Partnership garners funding to expand Yampa Valley soil moisture monitor network, fill data gaps amid climate change

Dylan Anderson/Steamboat Pilot & Today
After installing a soil moisture monitoring station near Stagecoach Reservoir last year, the groups behind that effort have secured money to build eight more stations in the Yampa Valley over the next two years.
The stations could help fill a gap in the data available that water managers, forecasters and water users need to make decisions that are getting increasingly harder because of climate change.
“Our snow-to-flow patterns have been changing considerably in recent years and monitoring soil moisture data is an important step toward a better understanding of how water in our basin is changing due to changing climate,” said Michelle Stewart, executive director of the Yampa Valley Sustainability Council, in a statement.
In addition to the sustainability council, project partners include the Center for Western Weather and Water Extremes, Upper Yampa Water Conservancy District and Colorado Mountain College.
Marty Ralph, director of the Center for Western Weather and Water Extremes, said the soil is the “fourth reservoir” for water that has often been left out of data collection, with the other three being snow, rivers and reservoirs. This project fills that data gap, he said.
“It is envisioned as a pathfinder for the future,” Ralph said.
The data from the stations will inform scientists and water managers as they make decisions amid a 22-year drought that some top climate scientists are now referring to as aridification, or the gradual change from a wetter to drier climate.

Dylan Anderson/Steamboat Pilot & Today
“The data will be invaluable,” said Andy Rossi, general manager of the Upper Yampa District. “This network will help close a data gap in the Yampa River Basin and serve as a useful tool for water managers in our basin and beyond.”
Madison Muxworthy with the Yampa Valley Sustainability Council said they intend to start installing at least two of the stations this summer in areas they have identified as high priorities.
“Starting this summer, we will install two to four of them. By the end of next year, we will have all eight of them,” Muxworthy said. “We have a rough idea on some locations that we want to prioritize first in the basin.”
The station installed near Stagecoach includes a soil moisture monitor that takes measurements at six different depths down to 40 inches. The station also detects wind speed and direction, precipitation, snow depth, temperature, relative humidity, air pressure and solar radiation.
The next eight stations will be part of a network of 25 stations throughout the Yampa Valley.

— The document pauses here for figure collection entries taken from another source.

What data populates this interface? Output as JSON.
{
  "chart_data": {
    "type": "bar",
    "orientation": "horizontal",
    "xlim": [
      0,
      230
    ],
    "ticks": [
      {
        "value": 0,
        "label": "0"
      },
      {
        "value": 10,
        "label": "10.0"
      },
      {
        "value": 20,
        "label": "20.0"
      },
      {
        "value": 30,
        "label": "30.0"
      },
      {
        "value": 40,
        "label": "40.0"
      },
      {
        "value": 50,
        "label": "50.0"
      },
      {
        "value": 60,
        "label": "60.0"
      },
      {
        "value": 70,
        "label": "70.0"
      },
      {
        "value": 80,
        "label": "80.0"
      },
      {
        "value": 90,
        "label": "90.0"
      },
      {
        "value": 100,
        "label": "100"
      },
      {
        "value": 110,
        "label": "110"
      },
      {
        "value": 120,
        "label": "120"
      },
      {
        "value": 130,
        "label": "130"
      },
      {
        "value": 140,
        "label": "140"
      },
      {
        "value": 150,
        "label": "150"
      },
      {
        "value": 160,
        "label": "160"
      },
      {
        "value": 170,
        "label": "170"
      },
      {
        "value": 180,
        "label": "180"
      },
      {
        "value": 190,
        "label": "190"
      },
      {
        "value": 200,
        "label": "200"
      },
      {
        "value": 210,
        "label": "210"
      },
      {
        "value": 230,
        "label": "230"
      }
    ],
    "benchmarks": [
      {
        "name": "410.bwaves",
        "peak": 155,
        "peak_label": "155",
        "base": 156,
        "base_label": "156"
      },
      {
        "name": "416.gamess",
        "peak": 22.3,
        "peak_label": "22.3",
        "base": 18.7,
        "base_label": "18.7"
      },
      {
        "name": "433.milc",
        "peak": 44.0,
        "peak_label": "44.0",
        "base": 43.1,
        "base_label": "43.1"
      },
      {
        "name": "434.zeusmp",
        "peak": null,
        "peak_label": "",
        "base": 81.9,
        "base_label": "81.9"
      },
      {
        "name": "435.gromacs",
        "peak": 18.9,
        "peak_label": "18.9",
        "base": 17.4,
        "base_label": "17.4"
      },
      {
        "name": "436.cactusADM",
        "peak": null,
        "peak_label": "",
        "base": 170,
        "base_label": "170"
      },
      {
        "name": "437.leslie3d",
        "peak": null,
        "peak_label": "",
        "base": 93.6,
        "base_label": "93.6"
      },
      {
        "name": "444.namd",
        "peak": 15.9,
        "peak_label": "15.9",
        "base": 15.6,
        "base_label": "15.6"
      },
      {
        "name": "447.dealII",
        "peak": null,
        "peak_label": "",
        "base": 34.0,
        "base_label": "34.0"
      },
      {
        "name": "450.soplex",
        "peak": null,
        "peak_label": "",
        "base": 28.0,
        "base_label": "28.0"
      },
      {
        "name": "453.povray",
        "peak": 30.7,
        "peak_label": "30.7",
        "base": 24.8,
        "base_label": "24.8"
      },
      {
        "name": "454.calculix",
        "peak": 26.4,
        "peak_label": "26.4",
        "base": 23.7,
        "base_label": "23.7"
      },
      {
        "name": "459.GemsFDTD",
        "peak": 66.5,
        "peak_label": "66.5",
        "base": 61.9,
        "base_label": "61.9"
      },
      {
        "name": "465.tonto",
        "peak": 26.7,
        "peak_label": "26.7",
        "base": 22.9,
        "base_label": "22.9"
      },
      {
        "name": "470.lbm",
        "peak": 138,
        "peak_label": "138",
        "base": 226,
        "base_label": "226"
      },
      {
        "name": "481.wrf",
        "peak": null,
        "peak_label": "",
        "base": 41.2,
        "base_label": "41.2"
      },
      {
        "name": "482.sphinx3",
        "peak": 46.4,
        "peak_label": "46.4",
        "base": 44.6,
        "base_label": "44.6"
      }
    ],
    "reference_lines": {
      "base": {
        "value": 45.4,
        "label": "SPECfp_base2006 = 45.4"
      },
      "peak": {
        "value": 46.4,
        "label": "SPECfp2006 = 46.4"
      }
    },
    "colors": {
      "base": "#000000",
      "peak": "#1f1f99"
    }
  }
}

“We’re filling data gaps,” Muxworthy said. “As part of our two-year process leading up to this, we did a basin analysis where we had talked to some key local stakeholders in the basin to identify their needs for water management and where they saw gaps.”
The $860,000 in funding secured comes largely from the Colorado Water Conservation Board through its Water Plan Grant funding program. The partners also got about $140,000 from the Colorado River District and the Upper Yampa Water Conservancy District is pitching in $100,000.
Colorado Mountain College will partner to provide training for students interested in a career in climate monitoring and instrument maintenance, and college officials are viewing the network’s expansion as an important part of developing pathways for students to find careers in water.
“Student engagement with this network is essential to the recruitment and development of our future western water workforce,” said Nathan Stewart, a professor of ecosystem science and sustainability at the college.